François Calori et Dominique Pradelle (dir.)
Paru le : 05/03/2009
Editeur : Minuit (Les Editions de)
Prix : 10 €
Ce numéro s'ouvre sur la traduction de la dissertation de Schelling Sur le rapport du réal et de l'idéal dans la nature, qui fut publiée en 1806 en guise de préface à la seconde édition de l'Aine du Monde ( 1798 ).
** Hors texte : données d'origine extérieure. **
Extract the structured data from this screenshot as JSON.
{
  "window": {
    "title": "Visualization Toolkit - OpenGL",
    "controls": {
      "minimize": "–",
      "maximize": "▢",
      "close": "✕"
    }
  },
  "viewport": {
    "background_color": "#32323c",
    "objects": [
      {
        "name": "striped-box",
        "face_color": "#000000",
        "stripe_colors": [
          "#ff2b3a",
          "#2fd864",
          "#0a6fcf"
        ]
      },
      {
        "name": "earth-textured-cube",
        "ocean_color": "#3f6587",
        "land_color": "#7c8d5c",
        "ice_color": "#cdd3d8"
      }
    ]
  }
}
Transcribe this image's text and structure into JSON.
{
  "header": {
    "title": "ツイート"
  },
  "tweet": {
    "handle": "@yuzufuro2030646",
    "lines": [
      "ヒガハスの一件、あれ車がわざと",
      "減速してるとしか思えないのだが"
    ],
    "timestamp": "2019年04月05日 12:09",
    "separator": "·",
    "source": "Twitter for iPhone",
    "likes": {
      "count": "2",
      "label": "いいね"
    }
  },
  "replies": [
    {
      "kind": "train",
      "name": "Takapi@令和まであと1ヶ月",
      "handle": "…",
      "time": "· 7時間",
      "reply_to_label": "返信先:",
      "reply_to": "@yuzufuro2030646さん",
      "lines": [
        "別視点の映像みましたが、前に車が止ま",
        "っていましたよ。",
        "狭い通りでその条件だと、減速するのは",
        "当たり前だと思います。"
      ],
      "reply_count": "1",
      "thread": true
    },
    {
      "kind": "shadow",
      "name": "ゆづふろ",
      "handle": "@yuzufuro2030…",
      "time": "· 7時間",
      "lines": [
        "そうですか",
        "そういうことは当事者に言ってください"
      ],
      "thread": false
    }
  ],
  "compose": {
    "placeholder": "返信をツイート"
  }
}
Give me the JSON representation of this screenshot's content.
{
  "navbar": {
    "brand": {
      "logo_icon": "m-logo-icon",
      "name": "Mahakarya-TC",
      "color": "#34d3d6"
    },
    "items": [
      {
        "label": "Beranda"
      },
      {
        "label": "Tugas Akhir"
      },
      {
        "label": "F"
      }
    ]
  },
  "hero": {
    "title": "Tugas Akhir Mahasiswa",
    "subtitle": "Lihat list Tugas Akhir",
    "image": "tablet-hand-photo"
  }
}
En quelques pages denses, elle vise à faire le lien entre la Naturphilosophie du jeune Schelling et celle qui, à partir de 1801, se retrouve intégrée au système de la " philosophie de l'identité ". A partir d'une redéfinition dynamique de l'absolu comme lien intérieur et nécessaire du fini et de l'infini, ou comme désir infini de sa propre révélation, Schelling reconstruit ici une nouvelle fois les concepts essentiels d'une philosophie de la nature destinée à élucider les modalités de la présence de l'absolu.
Le numéro se poursuit avec un ensemble de deux textes, qui traitent tous deux de la philosophie husserlienne du langage et de la signification. Le premier d'entre eux est la traduction française des Leçons n° 9 et 10 des Vorlesungen zur Einfiihrung in die sprachanalytische Philosophie ( Leçons pour introduire à la philosophie analytique du langage ) du philosophe allemand Ernst Tugendhat, parues en 1976, qui n'ont pour l'instant bénéficié d'aucune traduction française.
Elles constituent pourtant, au sein de l'œuvre de Tugendhat, une pièce centrale si l'on veut acquérir une intelligibilité des rapports qu'" entretient sa pensée avec celle de Husserl " et, plus généralement, pour penser rigoureusement l'articulation entre la philosophie analytique du langage et la doctrine déployée dans les Recherches logiques. En particulier, Tugendhat entreprend dans les Leçons n° 9 et 10 une reductio ad absurdum du projet phénoménologique dans son ensemble à partir des insuffisances ou, selon ses propres termes, de " l'échec " de la sémantique de Husserl.
En concevant la signification de toute expression comme ce qui permet à une conscience de se rapporter à des objets - qu'ils soient simples ou complexes, sensibles ou idéaux -, non seulement Husserl aurait succombé à une conception trop étroite de la signification, méconnaissant la variété des règles d'emploi des expressions dans le langage ; mais il aurait en outre abouti à une conception incohérente.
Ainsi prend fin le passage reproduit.